Entrepreneurship at the University of Baltimore hit new heights this year with the Center for Entrepreneurship and Innovation celebrating its tenth anniversary of serving the students and alumni of the university. And in most cases celebrating an anniversary milestone would have been enough for any given event, but the school had one additional ground-breaking occasion to celebrate in November—the grand opening of the Edward Attman and Mildred Cohen Attman Student Incubator.
The School of Business’ was packed with new and old friends of the university many of whom are engaged in activities of the Baltimore region’s entrepreneurial ecosystem. John Zuknick, MBA ’14, B.S. ’12, former manager of the center, built an event program that captured that testimonials from alumni who used the center’s services to help launch and grow their ventures as well as celebrated the lives and the philanthropic gift bestowed upon the University to help more business ventures take off.
During the official program, one of Edward and Mildred Attman’s four sons, Gary Attman, who is also a Regent for the University System of Maryland, took the podium to share his thoughts the new facility dedicated in honor of parents.
“My parents were the first of their families to attend a university, and they did so right here at the University of Baltimore,” said Attman. “When my brothers and I were growing up, we were surrounding by the University of Baltimore. My parents went here, all their friends went here. We never heard of Harvard, we never heard of Yale, we never heard of the University of Maryland. When we thought of higher education, we thought the University of Baltimore. My parents were always extremely proud of this university.”
“My father was a true entrepreneur. He started with almost nothing, but had an idea, and he worked hard and built a company—Acme Paper—from scratch. Acme Paper is now in its seventh year of business and employs hundreds employees in the Mid-Atlantic region, including several members of my family. And my mom, Mildred Attman, was my father’s first and favorite partner. He attributed all of his success to her.”
“On behalf of our entire family, it is our sincere pleasure to dedicate this beautiful facility in memory of Edward and Mildred Attman. We hope many more Acme Papers will be spun out of this facility.”
Stu Silberg, B.S. ’71, the first Entrepreneur in Residence, former Entrepreneurship Board Chair, and former UB Foundation Board president, followed the address by Gary Attman to share his perspectives of ten years of entrepreneurial spirit at UB.

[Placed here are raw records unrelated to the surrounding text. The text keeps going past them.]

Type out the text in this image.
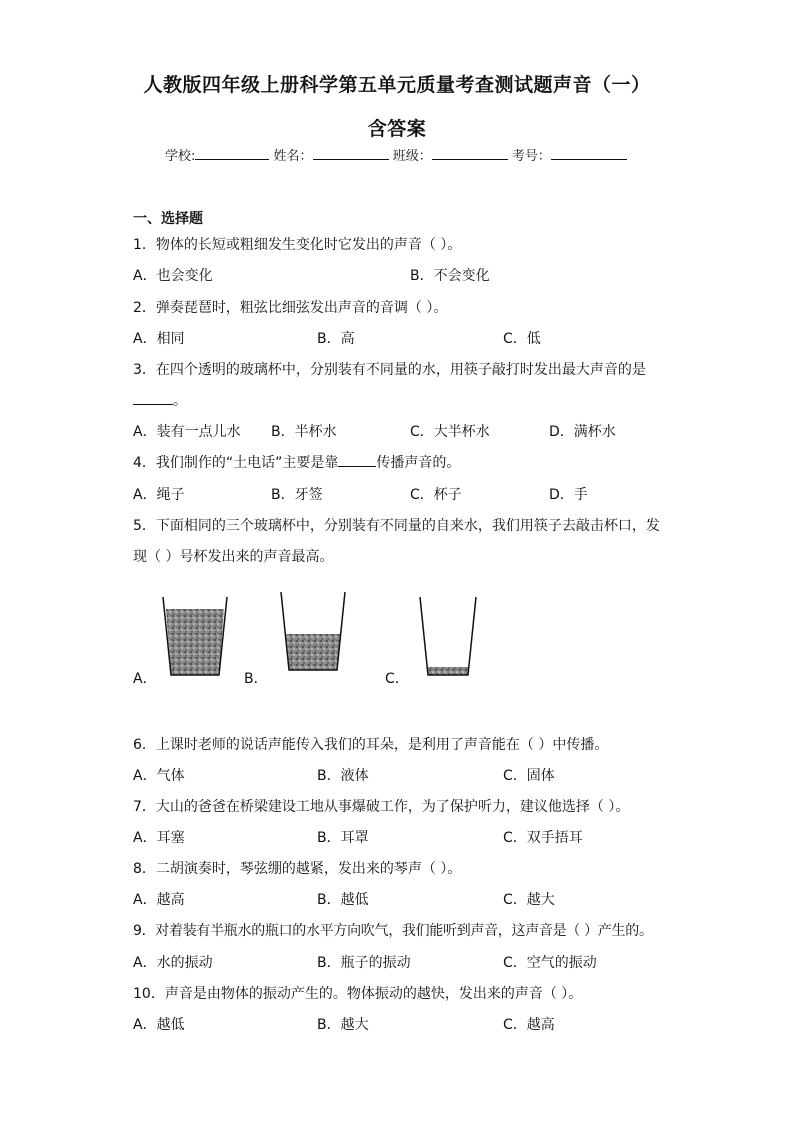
人教版四年级上册科学第五单元质量考查测试题声音（一）
含答案
学校:	姓名：	班级：	考号：
一、选择题
1．物体的长短或粗细发生变化时它发出的声音（ ）。
A．也会变化	B．不会变化
2．弹奏琵琶时，粗弦比细弦发出声音的音调（ ）。
A．相同	B．高	C．低
3．在四个透明的玻璃杯中，分别装有不同量的水，用筷子敲打时发出最大声音的是
。
A．装有一点儿水 B．半杯水	C．大半杯水	D．满杯水
4．我们制作的“土电话”主要是靠	传播声音的。
A．绳子	B．牙签	C．杯子	D．手
5．下面相同的三个玻璃杯中，分别装有不同量的自来水，我们用筷子去敲击杯口，发
现（ ）号杯发出来的声音最高。
A．	B．	C．
6．上课时老师的说话声能传入我们的耳朵，是利用了声音能在（ ）中传播。
A．气体	B．液体	C．固体
7．大山的爸爸在桥梁建设工地从事爆破工作，为了保护听力，建议他选择（ ）。
A．耳塞	B．耳罩	C．双手捂耳
8．二胡演奏时，琴弦绷的越紧，发出来的琴声（ ）。
A．越高	B．越低	C．越大
9．对着装有半瓶水的瓶口的水平方向吹气，我们能听到声音，这声音是（ ）产生的。
A．水的振动	B．瓶子的振动	C．空气的振动
10．声音是由物体的振动产生的。物体振动的越快，发出来的声音（ ）。
A．越低	B．越大	C．越高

“Today, I am delighted on how well the center has successfully established itself, and how it continues to develop a brigade of talented volunteers who so generously share their business acumen with advising and mentoring our students.”
Silberg voiced his enthusiasm for a list of goals the center is hoping to accomplish going forward including continuing to grow and expand partnerships, develop funding opportunities for student startups, secure additional grants and donations to increase the programing and services, and to integrate entrepreneurship across the UB campus.”
Prior to the final unveiling of the new Attman Incubator, Josh Marshall, B.S. ’07 and one of the first three businesses that started in the center, recalled why the support he received allowed him to be the entrepreneur he is today.
“The Center’s ten year anniversary is special for me as 2016 marks a ten year anniversary for my company, MFS Accounting,” said Marshall. “In May of 2006, I wandered into the center and spoke to Jim Kucher, DPA, ’14, MBA ’01, to learn more about entrepreneurship. At the time, it was only weeks after I decided to quit my full time job to commit fully to the ‘bookkeeping’ company that I had been running part time over the 16 months. My visit to the center, was also not long after I was fired by one of my major clients. I was a full time student, I had two kids at home, and the reality of running a business had given me a solid kick in the pants. Simply put, I wouldn’t be standing here talking about my business were it not for the support of the center in those early years.”